There is nothing in this statement that links $\gamma$ to $\phi$ or $\varphi$, except through the existence of the scalar $\lambda$. Moreover, as the quantities are defined, the relationship between $\phi$ and $\varphi$ does not play any role for the properties of $\gamma$. As I understand the properties (i-ii) of $\gamma$ rely on other properties of $\phi$ than the existence of $\lambda$.

Our response: In this comment the Referee demonstrates a perfectly good understanding of the statement of the theorem. If anything, this demonstrates that the theorem is stated both clearly and rigorously enough.

The referee writes:

why does the many-body state appear as a ket, but not the spinor states?

Our response: We have changed the notation to make it more uniform. The Dirac notation is now used for all quantum states.

The referee writes:

And why does $\tau_1$ and $\tau_2$ not enter on the right-hand side? It would be much easier to understand the statement in Eq. (2) if the authors also provided an explanation of this result with words

Our response: The referee is correct in regards to the old Eq. 2. We omitted the $\tau_1,\tau_2$ for brevity. We have made the time arguments explicit in the revised version.

The referee writes:

The nonstandard terms “orderly” and “ideal” cycles play a prominent role, along with “natural” and “Floquet-proper”. I find it hard to see the motivation for this terminology, and the unfamiliar language makes the paper hard to read.

Our response: Regarding the styling/jargon we have put some effort into making it lighter. We removed the terms "natural", and "Floquet-proper" terms. We kept "ideal", which is easy to explain, because we believe it is central to explaining the importance of our result. Lastly, the term "orderly" is found in the sections with the proofs, meaning that someone has to face this term only if they are willing to follow the details of the paper. This term is completely defined in the text, it is convenient for the purposes of our discussion and it lacks any standard alternative because it refers to a specific object emerging in the context of our analysis.

The referee writes:

There are several examples of typos..

Our response: We improved the punctuation all along the text.

The referee writes:

On the physics side, the exact charge pumping described requires fine-tuning. The advantage of the Thouless pump is that is topologically robust; i.e., that quantization of charge pumping is not affected by perturbations as long as the driving cycle remains adiabatic. This therefore limits the scope and applicability of the findings relative to the Thouless pump. Comments on this would be very helpful.

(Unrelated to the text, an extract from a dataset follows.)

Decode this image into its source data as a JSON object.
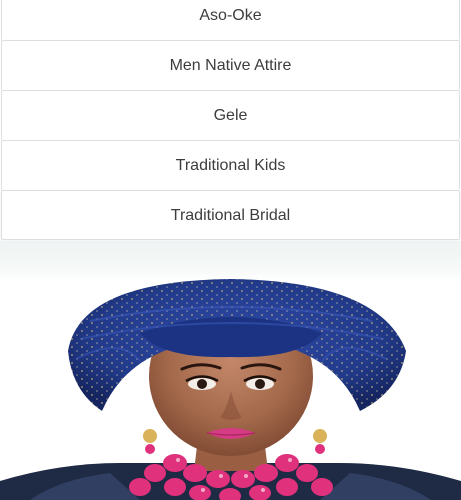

Our response: We agree that this point may not be self-evident therefore we have added clarifying discussion to the manuscript. In particular, in the Section 2 we explain the problem of non-adiabatic ideal pumps and that one should restrict themselves in fine-tuned settings.

The referee writes:

However, the protocol used for the latter data does not appear to be in the adiabatic regime, and the data includes the first few periods of the cycle. Would it be possible to show similar data with a Thouless pump in the adiabatic regime, and over more cycles of the protocol?

Our response: It is in principle possible to generate plots similar to in Fig. 4 for an adiabatic cycle. However, we honestly do not see the point. The properties of an adiabatic cycle were established long ago and are recapped in our manuscript: the adiabatic fidelity is equal to 1 throughout the cycle and the pumped charge is integer. As for adding more periods to the plots, in our opinion that is unnecessary too. This is because the ideal pumping protocol is strictly periodic, as is rigorously proven in our manuscript, so adding more periods will not have any added value. In contrast, the non-ideal protocol, which is obtained from the ideal one by removing the time-dependent vector potential is added in order to illustrate the departure of the pumped charge from perfectly quantised values. Such a departure is already seen in the first few periods, therefore adding more periods is not going to change anything except making the plot busier and more difficult to read.